Fitch warned Sears will burn through $1.5-$1.8 billion in cash this year and even selling off the Craftsman brand will only gain them an additional 12 months of life.

Sears closed at a new 14-year low on Dec-28th and the outlook is growing increasingly dim. Suppliers fear a bankruptcy in 2017 once the holiday shopping is over. Several suppliers have halted shipments to Sears on fears they will not be paid.

In early January, they announced they were closing 150 stores. There are 109 Kmarts and 41 Sears stores. Last week they announced the sale of the Craftsman brand to Stanley Black & Decker for $900 million but they get less than half of that in cash. The rest is paid out over the next 3-5 years. That shows how desperate they are for cash since they originally expected to raise $1.5 to $2.0 billion on the sale. Now they are looking to sell the Kenmore and Diehard brands.

With the Craftsman sale and the loan from the CEO and a new $500 million loan secured by real estate, they have developed about $1.5 billion in Liquidity. Fitch warned Sears will burn through $1.5-$1.8 billion in cash this year and even selling off the Craftsman brand will only gain them an additional 12 months of life.

When they announced the Craftsman sale at less than expected terms, the stock fell back from the early January gains. The outlook is grim despite the short-term cash inflows.

Update 1/11/17: In an OP-ED piece Forbes said the sale of Craftsman signaled the opening of the final chapter for Sears. They said the Craftsman sale and the potential sale of the Kenmore and Diehard brands represented a "going out of business" sale.

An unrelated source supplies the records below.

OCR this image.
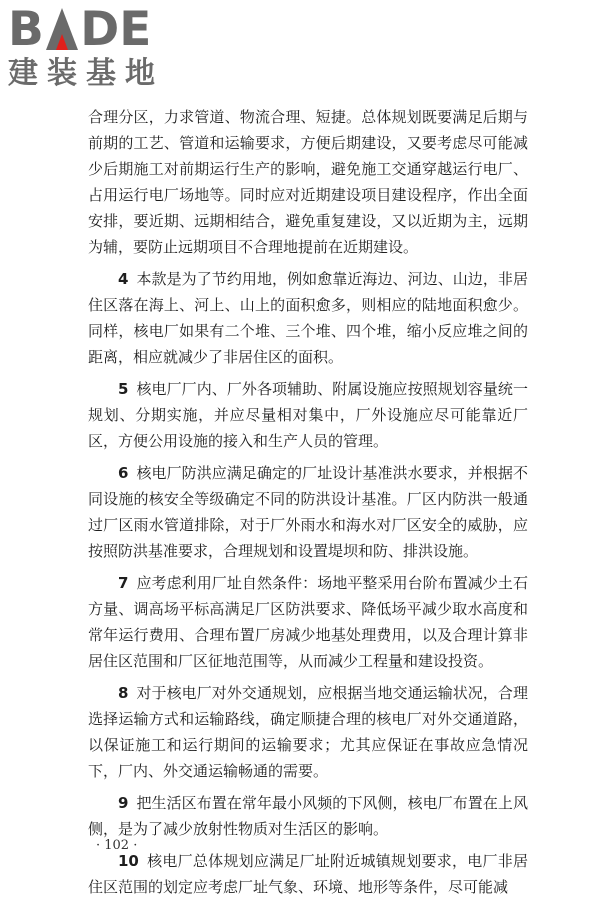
B DE
建装基地

合理分区，力求管道、物流合理、短捷。总体规划既要满足后期与前期的工艺、管道和运输要求，方便后期建设，又要考虑尽可能减少后期施工对前期运行生产的影响，避免施工交通穿越运行电厂、占用运行电厂场地等。同时应对近期建设项目建设程序，作出全面安排，要近期、远期相结合，避免重复建设，又以近期为主，远期为辅，要防止远期项目不合理地提前在近期建设。

4 本款是为了节约用地，例如愈靠近海边、河边、山边，非居住区落在海上、河上、山上的面积愈多，则相应的陆地面积愈少。同样，核电厂如果有二个堆、三个堆、四个堆，缩小反应堆之间的距离，相应就减少了非居住区的面积。

5 核电厂厂内、厂外各项辅助、附属设施应按照规划容量统一规划、分期实施，并应尽量相对集中，厂外设施应尽可能靠近厂区，方便公用设施的接入和生产人员的管理。

6 核电厂防洪应满足确定的厂址设计基准洪水要求，并根据不同设施的核安全等级确定不同的防洪设计基准。厂区内防洪一般通过厂区雨水管道排除，对于厂外雨水和海水对厂区安全的威胁，应按照防洪基准要求，合理规划和设置堤坝和防、排洪设施。

7 应考虑利用厂址自然条件：场地平整采用台阶布置减少土石方量、调高场平标高满足厂区防洪要求、降低场平减少取水高度和常年运行费用、合理布置厂房减少地基处理费用，以及合理计算非居住区范围和厂区征地范围等，从而减少工程量和建设投资。

8 对于核电厂对外交通规划，应根据当地交通运输状况，合理选择运输方式和运输路线，确定顺捷合理的核电厂对外交通道路，以保证施工和运行期间的运输要求；尤其应保证在事故应急情况下，厂内、外交通运输畅通的需要。

9 把生活区布置在常年最小风频的下风侧，核电厂布置在上风侧，是为了减少放射性物质对生活区的影响。

10 核电厂总体规划应满足厂址附近城镇规划要求，电厂非居住区范围的划定应考虑厂址气象、环境、地形等条件，尽可能减

· 102 ·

Update 1/19/17: Sears announced it was ending its decades old employee discount program. They are going to allow employees to earn points on purchases that will be good for future discounts. Currently they get a discount on items at the time of purchase. By scrapping that plan, the company gets the money up front and maybe the employee will use their points on future purchases. The point values differ on different types of merchandise. If Sears eventually files bankruptcy, the points would disappear. This is another sign the company is in trouble.

Update 1/21/17: Moody's downgraded Sears credit rating from Caa1 to Caa2. Moody's said Sears is running out of stuff it can sell for cash. They only have 211 properties that are unencumbered and worth about $2.5 billion. With the company burning cash at the rate of $1.5 billion they are rapidly approaching the end of the line. Moody's said they could raise cash with the sale of the Kenmore and Diehard brands but after that they are done. There is nothing left to sell that will produce a large inflow of cash.

Update 1/25/17: Fitch Ratings took another look at Sears and reiterated they expect a $1.6 billion cash burn for 2016 and $1.8 billion in 2017. The Barron's laid out the problems ahead for Sears and that tanked the stock on Wednesday.

Update 1/26/17: Moody's joined Fitch in another downgrade on Sears credit instruments. The debt instruments were cut from Caa2 to Caa3 because of accelerating cash burn and declining asset base. The WSJ had another article today negative on the outlook for Sears. Sales at companies like Mattel and Hasbro declined sharply in Q3 suggesting Sears and others did not reorder and earnings could be dismal.

Update 1/30/17: Sears announced a sale-leaseback arrangement with CBL & Associates for five Sears stores and two auto stores. A sale-leaseback is where the company sells the properties to raise cash and then agrees to lease them back from the buyer for a specific term. This is another sign Sears is continuing to have a cash crunch. This transaction leaves Sears with only 204 properties that are unencumbered and could be sold for cash out of the 1,680 stores they operate. Every time they sell a property they take on debt in the form of leases and that means the amount of cash burn increases with each deal.

Update 2/7/17: Credit default swaps rose to $4.5 million annually to insure $10 million of Sears debt. While nobody is likely to actually pay that fee, it is another confirmation point that Sears is headed for default. Kiffen Worldwide said they expect a Sears default in 2017.

Position 1/10/17:

Short SHLD shares @ $8.97, see portfolio graphic for stop loss.

No options recommended because of price.